Canadians, of course, are aware that alcohol can cause harm. The standard-issue hangover is the best known one. Other harms are much worse, from alcohol abuse that upends families to impaired driving that costs lives.
And now a study in the Canadian Medical Association Journal (CMAJ) has revealed worrisome new trends.
The study’s authors examined alcohol-related emergency-room visits in Ontario from 2003 through 2016. The primary finding? Booze is sending more and more people to hospital. Over 14 years, the rate of ER visits directly linked to alcohol abuse rose at 4.4 times the rate of overall visits.
Groups at the highest risk are men in their 50s, and people in the lowest-income quintile. The results also showed troubling increases for women and men in their 20s and 30s, in the last five years of the study especially.
One highlighted figure is the surge in emergency visits among women in their mid-to-late 20s – a 240-per-cent jump in 2016 compared with 2003.
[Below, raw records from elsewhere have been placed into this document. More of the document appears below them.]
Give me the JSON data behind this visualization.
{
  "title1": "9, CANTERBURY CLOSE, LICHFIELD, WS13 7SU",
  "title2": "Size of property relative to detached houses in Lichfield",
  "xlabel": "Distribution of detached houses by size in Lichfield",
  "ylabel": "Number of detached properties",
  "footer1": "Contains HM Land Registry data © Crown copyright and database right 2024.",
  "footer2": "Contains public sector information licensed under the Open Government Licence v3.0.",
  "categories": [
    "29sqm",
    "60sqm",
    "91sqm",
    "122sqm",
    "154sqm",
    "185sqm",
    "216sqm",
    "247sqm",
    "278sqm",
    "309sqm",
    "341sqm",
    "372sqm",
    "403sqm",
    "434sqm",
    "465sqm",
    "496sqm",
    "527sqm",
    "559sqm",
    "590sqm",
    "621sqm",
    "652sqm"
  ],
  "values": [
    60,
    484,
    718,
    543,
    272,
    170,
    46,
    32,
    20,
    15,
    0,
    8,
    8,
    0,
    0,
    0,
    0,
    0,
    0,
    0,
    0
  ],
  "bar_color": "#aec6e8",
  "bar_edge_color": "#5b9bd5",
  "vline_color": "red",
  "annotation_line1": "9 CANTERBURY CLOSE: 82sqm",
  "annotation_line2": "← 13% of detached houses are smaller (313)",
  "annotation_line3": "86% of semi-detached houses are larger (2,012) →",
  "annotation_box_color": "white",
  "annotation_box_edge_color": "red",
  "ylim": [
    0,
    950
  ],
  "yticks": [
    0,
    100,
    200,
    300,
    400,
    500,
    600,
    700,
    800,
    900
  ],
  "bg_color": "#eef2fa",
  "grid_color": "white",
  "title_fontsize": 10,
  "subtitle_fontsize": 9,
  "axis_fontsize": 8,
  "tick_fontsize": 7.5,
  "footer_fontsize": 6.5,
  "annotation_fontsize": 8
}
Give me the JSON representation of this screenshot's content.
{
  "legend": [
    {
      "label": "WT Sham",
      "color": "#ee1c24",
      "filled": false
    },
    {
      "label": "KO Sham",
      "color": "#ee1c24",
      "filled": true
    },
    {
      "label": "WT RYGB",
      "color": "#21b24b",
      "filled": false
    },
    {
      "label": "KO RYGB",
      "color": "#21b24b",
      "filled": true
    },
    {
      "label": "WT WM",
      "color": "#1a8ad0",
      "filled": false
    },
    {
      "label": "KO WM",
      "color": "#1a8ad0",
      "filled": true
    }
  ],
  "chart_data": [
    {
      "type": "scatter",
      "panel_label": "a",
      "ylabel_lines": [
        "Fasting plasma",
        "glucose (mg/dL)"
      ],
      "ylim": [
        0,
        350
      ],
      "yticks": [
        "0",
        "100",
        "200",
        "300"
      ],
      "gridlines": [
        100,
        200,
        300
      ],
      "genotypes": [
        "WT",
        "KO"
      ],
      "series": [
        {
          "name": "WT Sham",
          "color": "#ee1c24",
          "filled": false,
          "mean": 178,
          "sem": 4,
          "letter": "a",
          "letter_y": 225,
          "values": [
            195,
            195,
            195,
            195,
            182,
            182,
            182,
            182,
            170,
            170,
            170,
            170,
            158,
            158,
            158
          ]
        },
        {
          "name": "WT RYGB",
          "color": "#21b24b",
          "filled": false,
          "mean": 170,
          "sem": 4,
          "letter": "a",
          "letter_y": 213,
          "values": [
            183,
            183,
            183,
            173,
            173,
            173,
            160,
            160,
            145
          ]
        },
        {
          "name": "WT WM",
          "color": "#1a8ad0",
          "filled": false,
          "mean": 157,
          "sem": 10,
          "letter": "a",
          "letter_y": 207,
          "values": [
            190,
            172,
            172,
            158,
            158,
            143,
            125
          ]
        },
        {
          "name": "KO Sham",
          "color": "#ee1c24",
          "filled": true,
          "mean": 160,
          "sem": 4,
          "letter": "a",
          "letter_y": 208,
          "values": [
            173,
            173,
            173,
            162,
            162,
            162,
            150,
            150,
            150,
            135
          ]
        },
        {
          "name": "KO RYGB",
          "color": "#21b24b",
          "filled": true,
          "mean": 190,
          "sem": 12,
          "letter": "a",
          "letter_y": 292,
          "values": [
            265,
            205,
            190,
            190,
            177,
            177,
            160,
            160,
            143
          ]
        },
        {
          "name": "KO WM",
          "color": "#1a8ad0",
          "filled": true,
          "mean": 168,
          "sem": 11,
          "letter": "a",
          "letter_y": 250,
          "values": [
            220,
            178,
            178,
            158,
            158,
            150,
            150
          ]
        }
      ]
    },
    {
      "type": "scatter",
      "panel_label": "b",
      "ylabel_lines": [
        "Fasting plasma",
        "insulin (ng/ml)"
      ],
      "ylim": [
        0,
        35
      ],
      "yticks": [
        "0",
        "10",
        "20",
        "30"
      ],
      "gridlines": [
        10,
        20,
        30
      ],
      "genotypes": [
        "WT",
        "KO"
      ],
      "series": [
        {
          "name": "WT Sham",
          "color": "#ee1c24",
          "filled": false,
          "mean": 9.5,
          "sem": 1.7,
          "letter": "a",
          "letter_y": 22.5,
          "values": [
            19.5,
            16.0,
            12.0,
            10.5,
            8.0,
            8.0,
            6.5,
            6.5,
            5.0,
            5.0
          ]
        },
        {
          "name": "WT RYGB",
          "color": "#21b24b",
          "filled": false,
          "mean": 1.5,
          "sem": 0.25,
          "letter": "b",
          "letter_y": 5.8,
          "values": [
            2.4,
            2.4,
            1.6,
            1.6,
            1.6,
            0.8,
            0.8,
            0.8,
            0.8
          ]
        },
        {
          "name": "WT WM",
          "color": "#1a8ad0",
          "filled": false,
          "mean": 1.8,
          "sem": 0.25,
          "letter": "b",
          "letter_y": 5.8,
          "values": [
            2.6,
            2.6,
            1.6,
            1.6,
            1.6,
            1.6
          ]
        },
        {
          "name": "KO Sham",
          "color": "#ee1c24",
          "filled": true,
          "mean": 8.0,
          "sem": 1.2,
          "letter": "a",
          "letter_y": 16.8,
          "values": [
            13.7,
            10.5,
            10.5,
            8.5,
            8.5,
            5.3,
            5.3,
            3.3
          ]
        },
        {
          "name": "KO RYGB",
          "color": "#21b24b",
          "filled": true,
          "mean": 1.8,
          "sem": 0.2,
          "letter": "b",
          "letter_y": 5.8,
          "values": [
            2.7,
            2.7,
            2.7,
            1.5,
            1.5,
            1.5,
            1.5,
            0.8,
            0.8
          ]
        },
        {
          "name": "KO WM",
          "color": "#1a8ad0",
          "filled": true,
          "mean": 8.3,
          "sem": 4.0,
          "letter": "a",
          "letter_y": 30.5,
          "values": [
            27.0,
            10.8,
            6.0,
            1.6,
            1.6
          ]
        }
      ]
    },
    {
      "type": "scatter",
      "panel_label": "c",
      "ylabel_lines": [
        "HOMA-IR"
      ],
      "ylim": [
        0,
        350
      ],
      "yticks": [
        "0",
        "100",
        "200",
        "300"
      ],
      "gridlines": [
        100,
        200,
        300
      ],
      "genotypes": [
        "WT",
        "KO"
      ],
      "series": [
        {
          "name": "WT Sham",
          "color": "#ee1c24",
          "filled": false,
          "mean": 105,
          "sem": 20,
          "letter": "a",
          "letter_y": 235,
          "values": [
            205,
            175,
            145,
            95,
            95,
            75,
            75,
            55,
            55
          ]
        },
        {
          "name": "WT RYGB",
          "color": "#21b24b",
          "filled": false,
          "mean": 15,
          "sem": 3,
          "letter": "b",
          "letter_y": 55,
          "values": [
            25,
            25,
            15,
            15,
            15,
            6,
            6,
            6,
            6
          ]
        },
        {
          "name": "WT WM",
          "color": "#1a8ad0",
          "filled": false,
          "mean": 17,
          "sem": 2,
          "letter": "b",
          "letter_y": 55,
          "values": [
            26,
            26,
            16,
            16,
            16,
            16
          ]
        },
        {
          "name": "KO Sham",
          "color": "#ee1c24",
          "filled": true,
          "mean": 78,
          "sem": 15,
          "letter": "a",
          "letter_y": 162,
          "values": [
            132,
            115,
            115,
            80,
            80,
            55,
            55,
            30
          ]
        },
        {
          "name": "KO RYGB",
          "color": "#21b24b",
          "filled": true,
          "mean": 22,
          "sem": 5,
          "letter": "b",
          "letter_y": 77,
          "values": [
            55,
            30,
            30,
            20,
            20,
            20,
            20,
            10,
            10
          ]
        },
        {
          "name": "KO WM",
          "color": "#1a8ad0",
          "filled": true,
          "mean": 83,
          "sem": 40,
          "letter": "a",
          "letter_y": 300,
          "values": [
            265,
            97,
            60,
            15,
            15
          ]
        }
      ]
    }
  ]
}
The authors didn’t seek to determine causes but suggested the marketing of alcohol – in particular to women – could be a factor. They added that the loosening of rules around alcohol in Ontario in recent years occurred only at the end of their study.
It is against this backdrop – liberalizing alcohol sales in Ontario – that this study landed. The former Liberal provincial government allowed beer and wine on some grocery-store shelves. Doug Ford’s Progressive Conservatives have pledged to get beer into corner stores, and to open more sales outlets across the province.
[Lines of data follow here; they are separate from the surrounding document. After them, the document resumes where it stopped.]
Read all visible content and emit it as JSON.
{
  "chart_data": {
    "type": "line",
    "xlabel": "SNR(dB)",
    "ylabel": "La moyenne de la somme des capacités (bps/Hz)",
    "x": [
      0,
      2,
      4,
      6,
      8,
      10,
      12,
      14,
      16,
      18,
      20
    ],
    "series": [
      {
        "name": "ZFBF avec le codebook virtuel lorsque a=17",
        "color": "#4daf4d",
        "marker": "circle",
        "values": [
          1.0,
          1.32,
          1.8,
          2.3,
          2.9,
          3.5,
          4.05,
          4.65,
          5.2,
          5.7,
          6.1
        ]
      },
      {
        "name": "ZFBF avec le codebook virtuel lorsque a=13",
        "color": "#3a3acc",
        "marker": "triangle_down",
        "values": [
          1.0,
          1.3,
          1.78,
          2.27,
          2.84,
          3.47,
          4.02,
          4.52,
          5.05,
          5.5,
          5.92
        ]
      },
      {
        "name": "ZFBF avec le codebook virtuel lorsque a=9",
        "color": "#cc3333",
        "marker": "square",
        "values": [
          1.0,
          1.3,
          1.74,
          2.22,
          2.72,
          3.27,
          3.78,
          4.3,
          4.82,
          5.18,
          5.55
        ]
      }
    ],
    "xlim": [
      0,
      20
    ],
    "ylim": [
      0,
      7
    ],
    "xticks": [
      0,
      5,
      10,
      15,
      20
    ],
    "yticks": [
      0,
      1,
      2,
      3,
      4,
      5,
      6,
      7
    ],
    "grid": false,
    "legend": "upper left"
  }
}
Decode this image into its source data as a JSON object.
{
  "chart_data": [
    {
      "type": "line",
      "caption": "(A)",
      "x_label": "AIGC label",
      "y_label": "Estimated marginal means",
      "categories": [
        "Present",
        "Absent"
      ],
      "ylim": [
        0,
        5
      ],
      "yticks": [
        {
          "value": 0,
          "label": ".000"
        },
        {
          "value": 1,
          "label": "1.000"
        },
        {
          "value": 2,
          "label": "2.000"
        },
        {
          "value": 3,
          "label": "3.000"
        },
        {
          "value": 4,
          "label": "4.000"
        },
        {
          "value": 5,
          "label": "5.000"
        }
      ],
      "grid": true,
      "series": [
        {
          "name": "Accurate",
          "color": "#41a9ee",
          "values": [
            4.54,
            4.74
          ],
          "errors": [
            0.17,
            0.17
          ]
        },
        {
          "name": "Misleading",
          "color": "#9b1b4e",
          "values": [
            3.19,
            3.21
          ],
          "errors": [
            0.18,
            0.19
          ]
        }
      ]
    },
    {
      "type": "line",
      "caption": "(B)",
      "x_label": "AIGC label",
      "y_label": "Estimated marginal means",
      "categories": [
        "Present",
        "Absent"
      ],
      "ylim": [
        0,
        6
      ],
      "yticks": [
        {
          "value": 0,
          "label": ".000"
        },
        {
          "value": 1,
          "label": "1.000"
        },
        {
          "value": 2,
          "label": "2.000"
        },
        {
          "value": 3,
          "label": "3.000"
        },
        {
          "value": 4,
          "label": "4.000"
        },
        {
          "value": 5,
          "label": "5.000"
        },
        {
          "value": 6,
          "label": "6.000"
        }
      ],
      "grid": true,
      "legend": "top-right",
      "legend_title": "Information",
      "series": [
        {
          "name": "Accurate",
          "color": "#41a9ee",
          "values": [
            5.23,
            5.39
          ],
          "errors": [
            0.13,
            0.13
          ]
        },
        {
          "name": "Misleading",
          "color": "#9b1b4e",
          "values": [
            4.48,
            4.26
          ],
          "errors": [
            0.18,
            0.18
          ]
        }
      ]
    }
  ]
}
Before the recent changes, Ontario had the most restricted alcohol sales of all the provinces – and, not coincidentally, the third-lowest per-capita consumption.
The highest consumption tends to occur in provinces where alcohol is most readily available for sale: Newfoundland, Quebec, Alberta, British Columbia and Saskatchewan, according to figures in a 2017 study by the Canadian Institute for Health Information on alcohol harm.
But the CIHI data showed that having more places to buy booze and higher per-capita consumption doesn’t necessarily correlate with hospitalizations because of alcohol use, or with the prevalence of heavy drinking.
More broadly, Canada isn’t exactly a hard-drinking country. Canadians drink less than Americans and most Europeans, and the country ranks below average among OECD countries for alcohol consumption.
Still, the costs are significant. Direct health-care costs pinned on alcohol use in 2014 were tallied at $11.1-billion.
With widening availability in Ontario, a development welcomed by many people, the provincial government (and others) should look at the various levers available to limit the harms of alcohol.
Taxes and price minimums are always cited by health experts as measures to quell demand. Clamping down on alcohol advertising is also a common suggestion.
Another tool is mandatory warning labels. Think of cigarettes, or about how gamblers are cautioned to bet responsibly. Or of the United States, where the federal government has required warnings on bottles since the 1980s that outline the health risks, especially that of drinking during pregnancy, and the dangers of drinking and driving.
Canada has no such requirement, although some alcohol makers include a “drink responsibly” message on their products.
Given the well-known harms – and the new research from Ontario – stamping a clear and striking warning on alcohol in Canada is not unreasonable. People would likely be surprised to learn, for instance, that boozing has sent 3 per cent of Ontarians to the emergency room.
A broader safety push from public-health officials would also help, by providing more air time for the realities of alcohol as a counterpoint to all the ads promoting drinking. A particular focus on at-risk groups would be helpful. Treatment is also key – as is a greater effort to get people there.
Alcohol’s pleasures can blur its harms. The rising tolls cited in the CMAJ report merit an increased effort to get Canadians to see the truth more clearly.